Last year the city council of Ithaca, New York, voted to fully decarbonize by 2030, requiring grid decarbonization, electrifying transportation and rolling out heat pumps to the city’s 6,000 aging commercial and residential buildings.
Utility Dive, June 2, 2022: Inside Ithaca’s plan to electrify 6,000 buildings and grow a regional green workforce using private equity funds
A full retrofit of every building could cost $600 million. In order to decarbonize all of the buildings, the city aggregated blocks of buildings to manage project risk, and then securitized the project to attract private capital, according to Utility Dive:
“Investors in Ithaca’s decarbonization plan are a Brooklyn-based climate tech company called BlocPower, and Boston-based private equity firm Alturus. The two have combined to commit about $105 million to make low- and zero-interest loans for heat pumps and other electrification technologies available to residents and businesses….”
Private Equity Stakeholder Project campaign and research director Alyssa Giachino told Utility Dive that there is a need for “creative and aggressive” decarbonization efforts across the entire economy but the use of private equity funds can be risky for communities:
“It’s crucial that the public entities that are stewards of the public interest build in strict guardrails, because private equity does not have any obligations to the public interest,” Giachino said. “They only have obligations to their investors or shareholders. So they have a singular purpose, which is to maximize profits.”

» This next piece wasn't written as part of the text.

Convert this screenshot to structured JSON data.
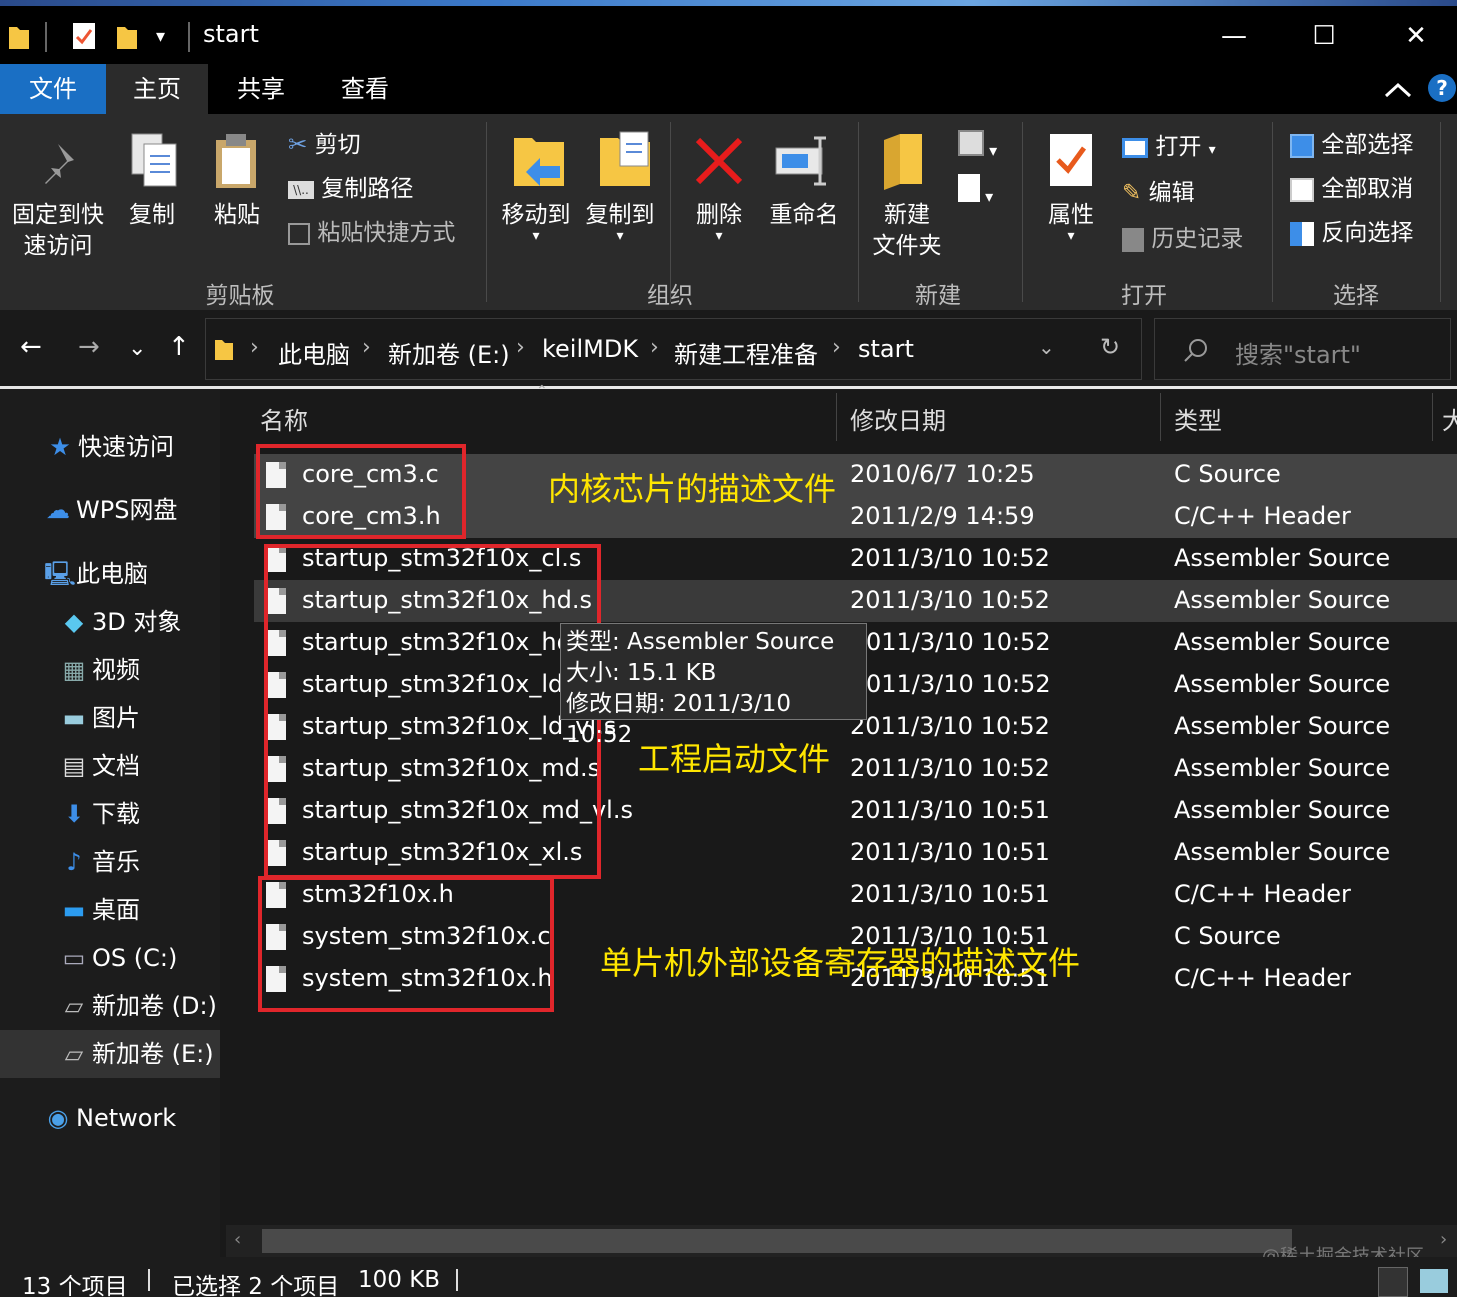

Local officials acknowledged that, “There was some local concern about using private equity to fund energy efficiency and electrification efforts,” according to Utility Drive, which said “Some activists feared local contractors or businesses would lose out, or BlocPower and Alturus would make too much money on the deal.”
Utility Drive described the program as “essentially a way of covering the upfront costs of making building improvements and turning it into ‘electrification as a service,’” where investors will likely see a 3 to 4 percent return.
The plan will require about 400 workers for the pilot and 1,000 for the full program. Utility Dive reported how nearby New York cities of Binghamton, Rochester, Syracuse and Elmira joined Ithaca officials in a discussion around the job opportunities with local officials and workforce development organizations. The cities formed a “Green Jobs Corridor” with 120 organizations across the state, including labor unions, and are working to share transportation, education, childcare and language support opportunities to develop a regional green workforce.